California is finally being forced to reckon with a brazen hospice-fraud racket that has bilked Medicare and Medi‑Cal of millions and left vulnerable patients and taxpayers worse off. Federal and state authorities have brought multiple indictments, guilty pleas, and sentences tied to sham hospice companies and money‑laundering schemes across the state.

This explosion of fraud did not spring up overnight, and yet Gov. Gavin Newsom’s administration wants the public to believe it has everything under control — even pointing fingers at critics for speaking plainly about the crisis. Newsom has touted actions like a 2021 ban on new hospice licenses while also launching political attacks when federal officials and commentators call out the scale of the problem.

Reality is harsher than the press releases: independent audits and state reviews have repeatedly flagged lax oversight and regulatory gaps that made California a ripe target for predatory operators. Investigative reporting and auditor findings show this is an industry plagued by systemic weaknesses that elected Democrats in Sacramento failed to fix in time.
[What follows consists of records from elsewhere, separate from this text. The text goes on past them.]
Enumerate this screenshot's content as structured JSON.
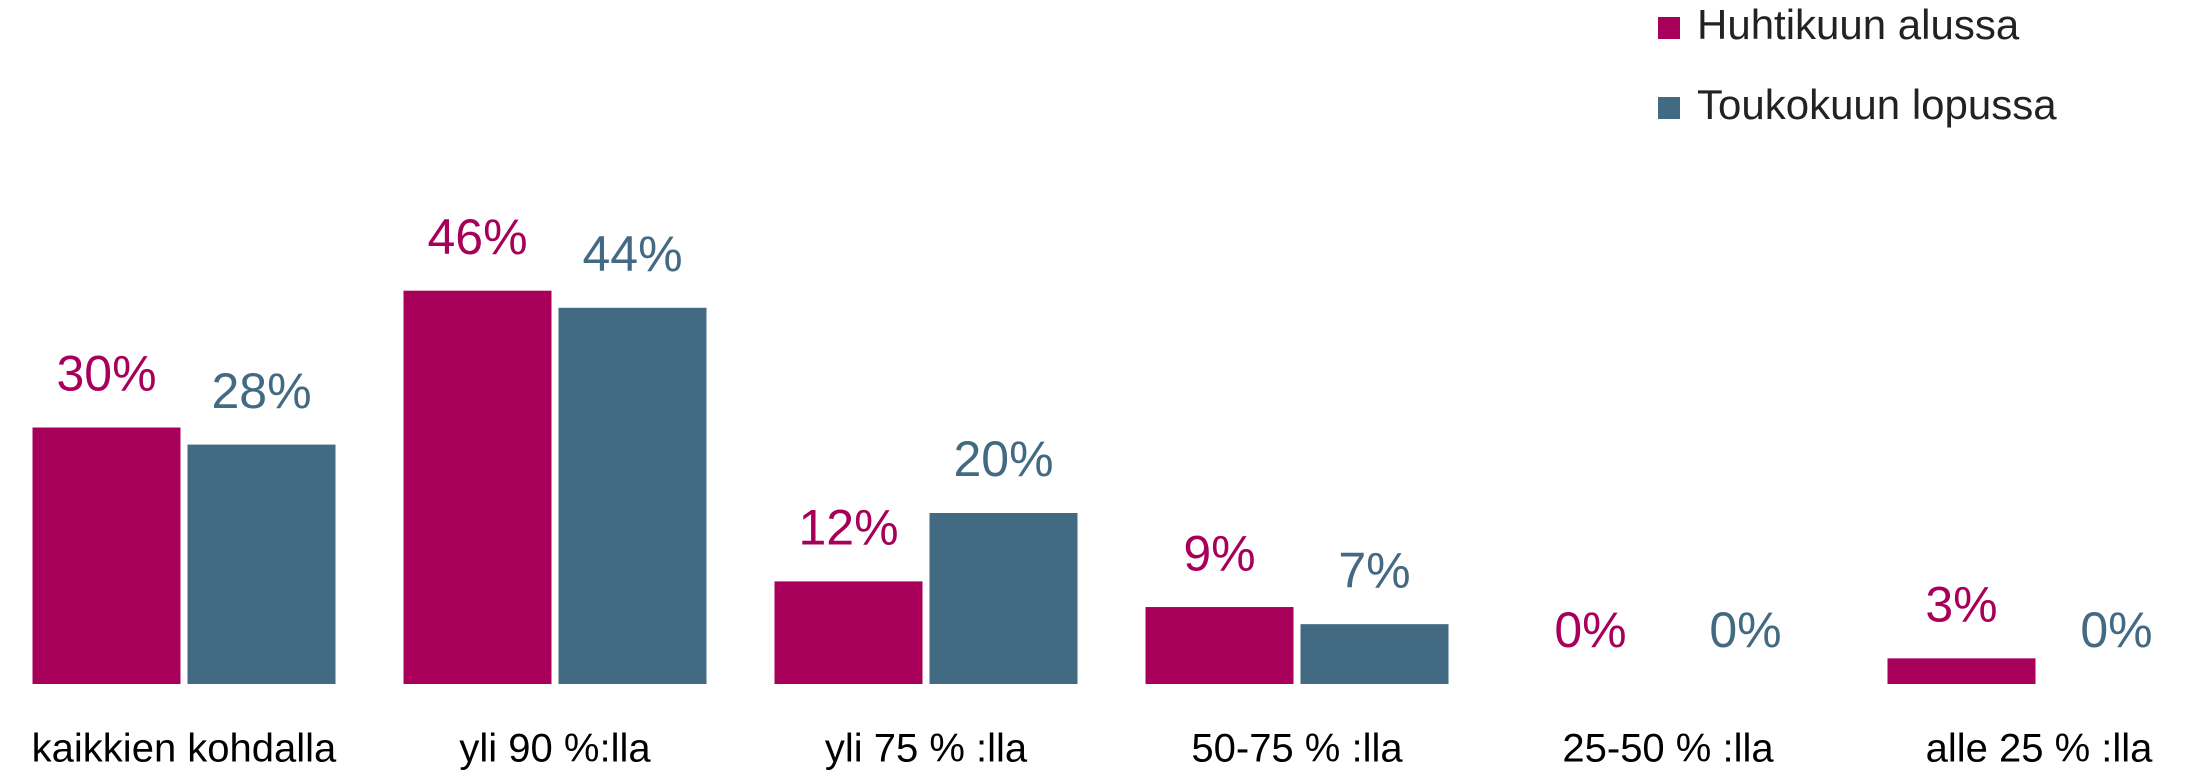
{
  "chart_data": {
    "type": "bar",
    "categories": [
      "kaikkien kohdalla",
      "yli 90 %:lla",
      "yli 75 % :lla",
      "50-75 % :lla",
      "25-50 % :lla",
      "alle 25 % :lla"
    ],
    "series": [
      {
        "name": "Huhtikuun alussa",
        "color": "#a8005a",
        "values": [
          30,
          46,
          12,
          9,
          0,
          3
        ],
        "value_labels": [
          "30%",
          "46%",
          "12%",
          "9%",
          "0%",
          "3%"
        ]
      },
      {
        "name": "Toukokuun lopussa",
        "color": "#426a82",
        "values": [
          28,
          44,
          20,
          7,
          0,
          0
        ],
        "value_labels": [
          "28%",
          "44%",
          "20%",
          "7%",
          "0%",
          "0%"
        ]
      }
    ],
    "legend": "top-right"
  }
}
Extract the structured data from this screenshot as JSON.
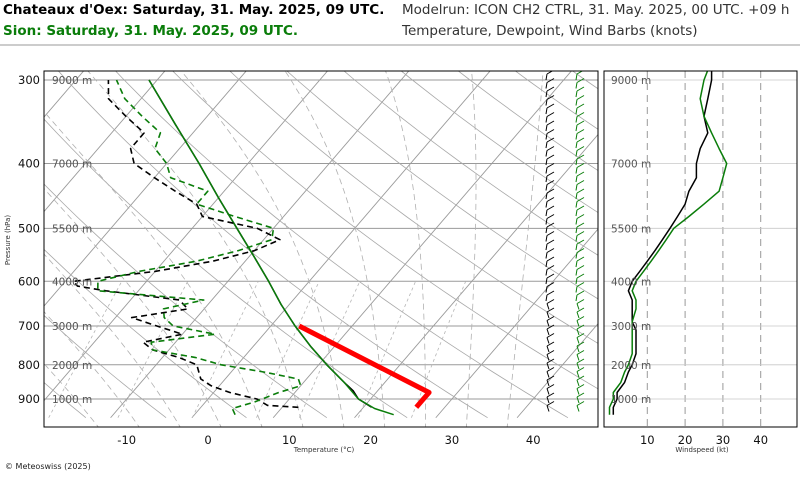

The numbers are damning: recent federal cases detail schemes that stole millions — with prosecutions tied to $17 million, $16 million, $9 million and other multimillion‑dollar frauds — money that should have gone to care, not to scammers. Every dollar siphoned by these criminal enterprises is a dollar ripped from sick patients and hardworking Americans who pay into Medicare.

Rather than playing politics, Sacramento should stop sanitizing the problem and start answering for how this happened on its watch. When Governor Newsom files civil‑rights complaints and lashes out at federal officials and outside critics, it looks less like governance and more like cover‑up and deflection. The public deserves straight answers about oversight failures, not more spin.

Conservatives rightly demand accountability: criminal prosecutions where appropriate, wholesale reform of hospice certification and auditing, and transparency so families can trust the institutions supposed to care for their loved ones. If state government won’t act decisively, federal prosecutors and Congress must step in to protect patients and taxpayers from organized abuse.

This fight isn’t over — justice officials continue to pursue additional defendants and dismantle networks profiting off the sick. Californians should remember these failures at the ballot box and insist their leaders stop the political theater and start protecting the most vulnerable.